The blue-white fire flared again, closer now, growing and spreading into four evenly spaced hemispheric sunrises. Aphran noted strange rainbow effects around these blazes, knowing she no longer saw the true picture, and that without the polarizing effect of the hardfields she would probably be blind now. She looked back and up, to see an evacuation ship rapidly rising into the sky, probably the last one able to leave safely. Just the reflection from the vessel’s matt hull was like the glare from an arc welder. She quickly turned away, in time to see the nearest hardfield transport slam down into the earth as if trodden on by an invisible giant. The whole line of them, for as far as she could see, rippled as if a wave was passing through the earth. She felt the Shockwave impact through her feet, then came a muted roar, growing in volume. Her ears popped, and suddenly she found herself fighting for breath. Ground wind: diverted half a mile overhead, it sucked the air out from behind the hardfields. This lasted only moments before a wind surged in from behind the lines—air rushing in to fill the gap.

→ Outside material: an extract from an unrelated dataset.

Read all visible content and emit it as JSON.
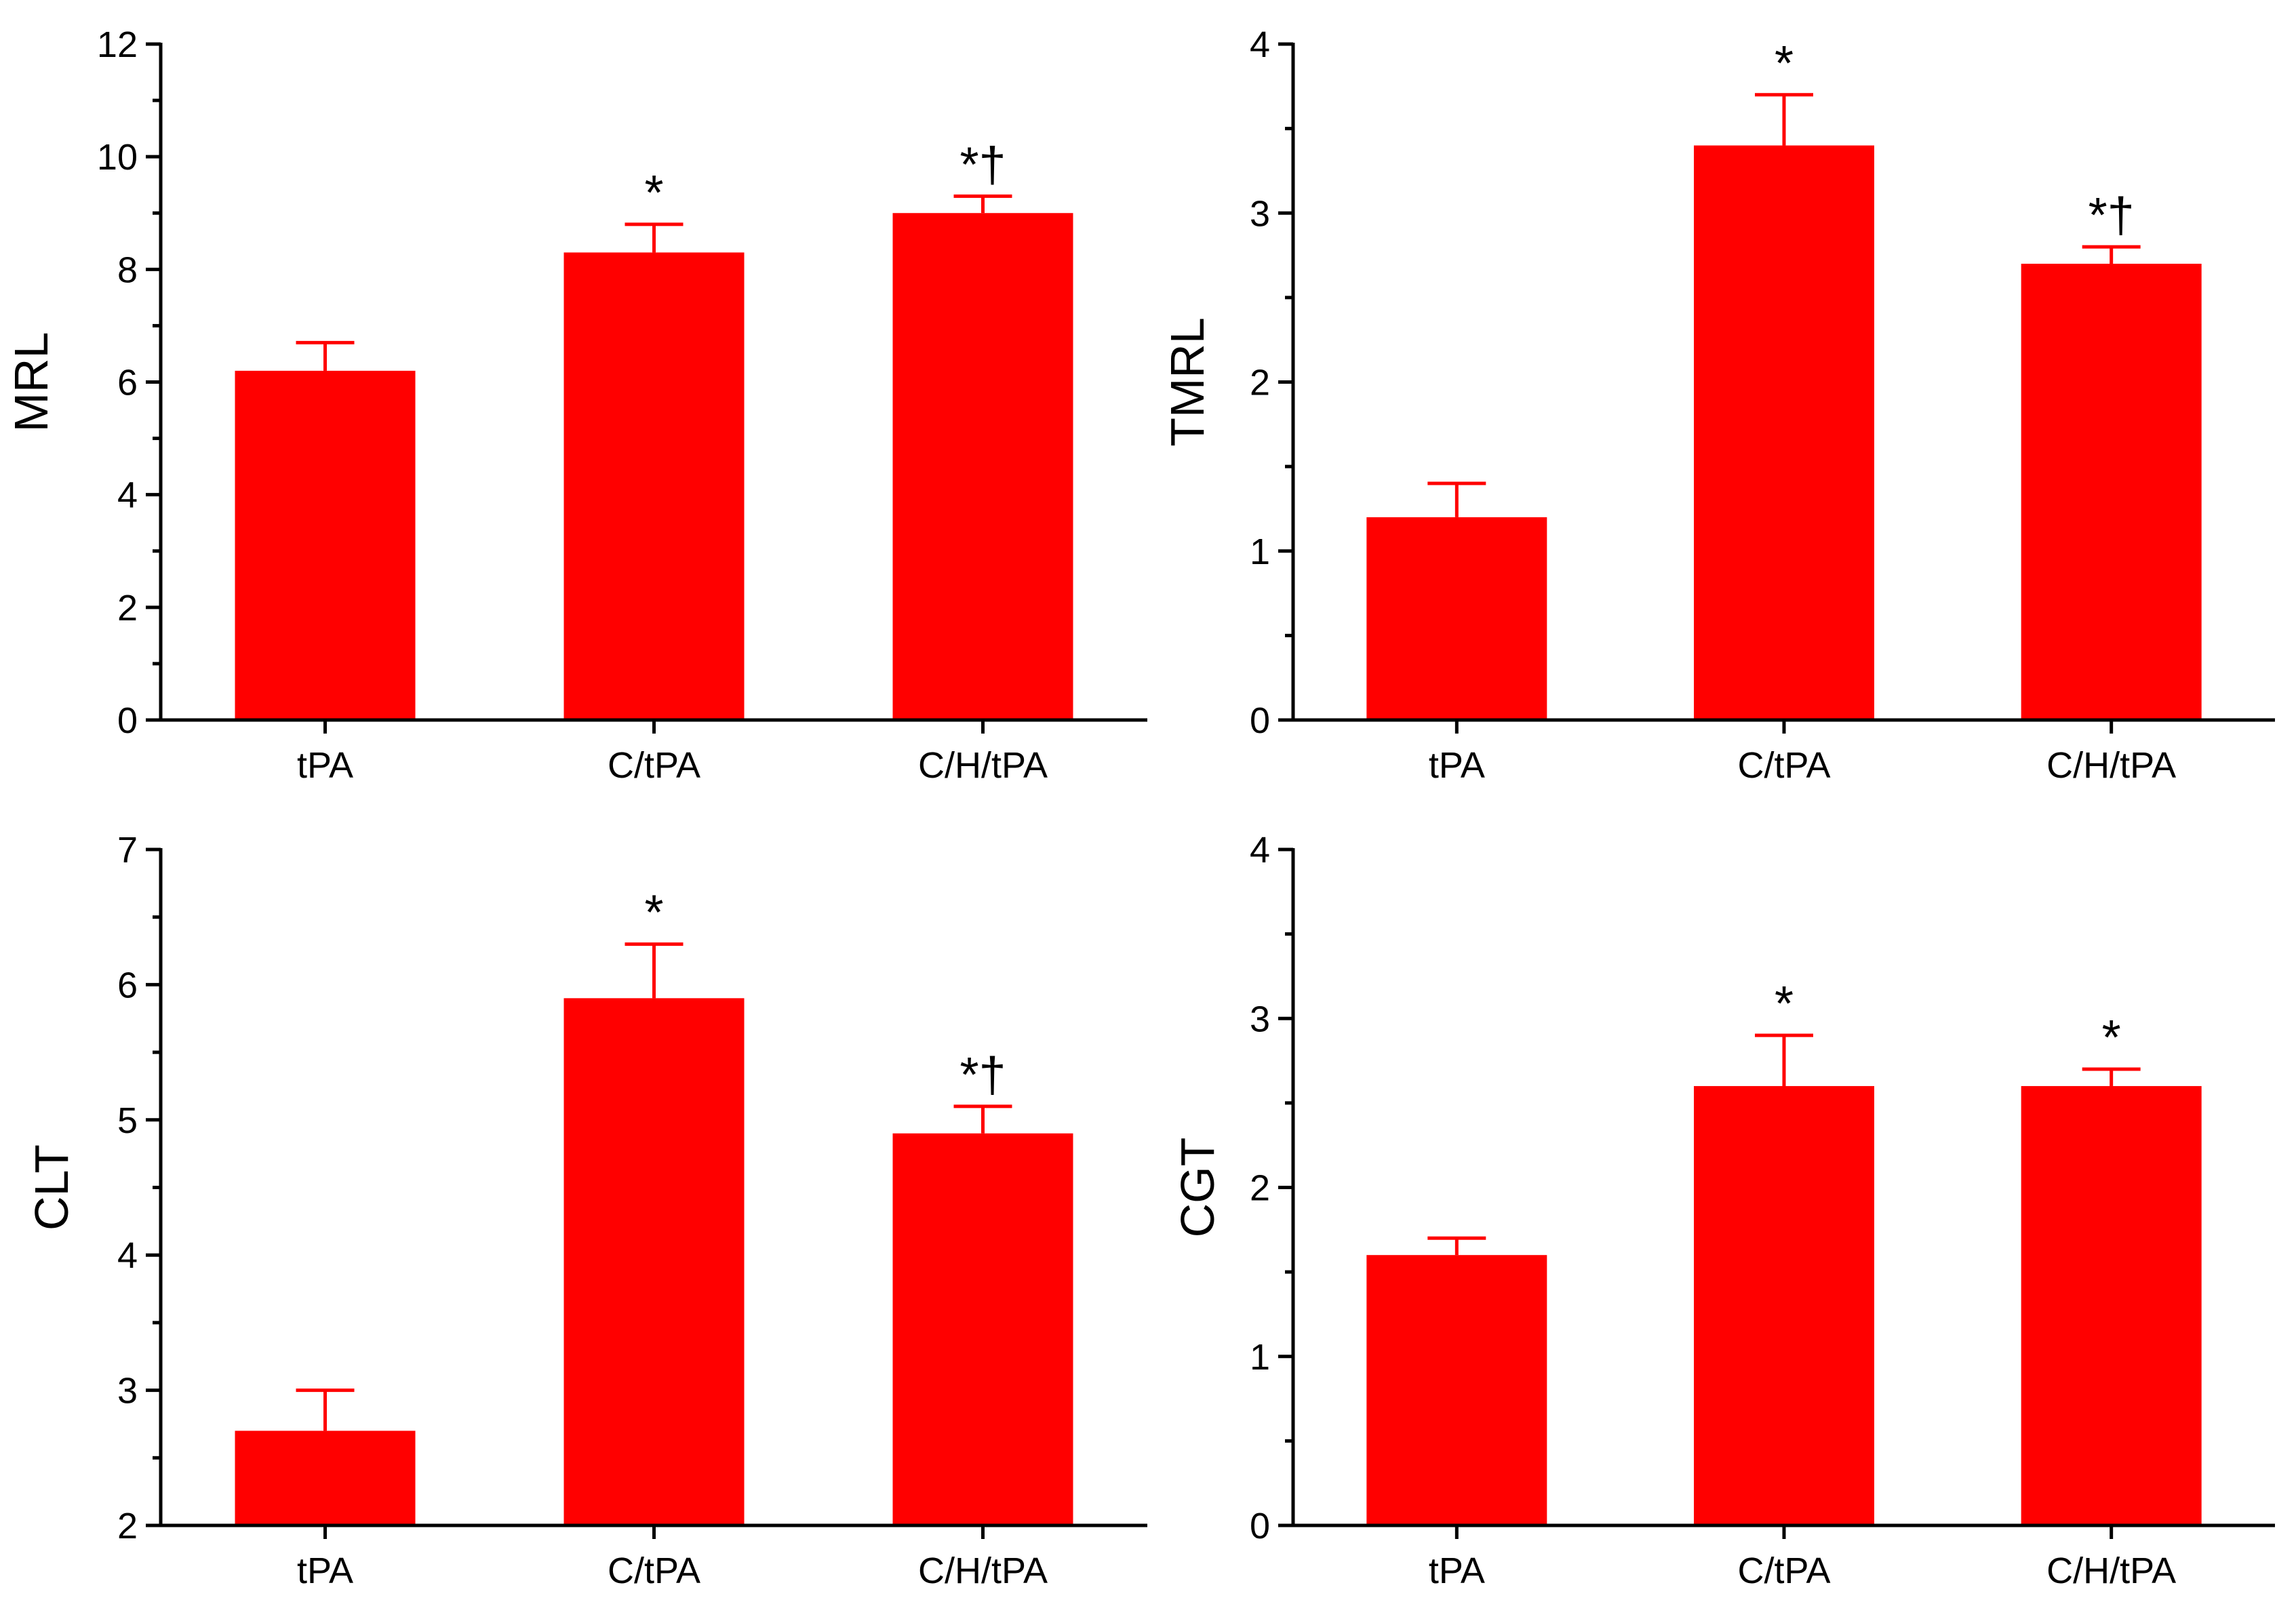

Ahead of her, to the right and left, further hemispheres rose as if the very earth bubbled light. She noted the commander finally discarding his latest cigarette, and moving back around to the side of his tank. She joined him quickly.

‘Big ones coming,’ he said.

The four flashes dissolved the nearer arcology edge. No mere hemisphere now: white light grew like a sun before her. A wall of distortion flashed across the intervening miles and slammed into the hardfields. She saw the nearest transport disappear into the ground, then the earth bucked under her feet sending her sprawling. The sound actually hurt and her ears popped with pressure changes as the sky turned crimson. In a moment a wind tried to haul her up into the air. She crawled closer to the AG tank, where the commander caught hold of her arm and dragged her in closer. Further down the line she glimpsed heavy armour and human figures being tossed through the air like leaves. Light grew incredibly intense: a flash bulb that would not go out. She pulled on her goggles, felt the earth sliding sideways underneath her. Now she resided in a shadowland, as if dropped into a dark container being shaken by a vindictive god. She did not know how long it lasted, but it seemed her new life ended then began again.

‘You can take off your goggles now.’

Aphran thought she must have lost consciousness, for the commander was now standing beside her and she had not seen him rise. Removing her goggles revealed a white-out just beyond the nearest hardfield, and where one of the generators lay in ruins a thick fog rolled through.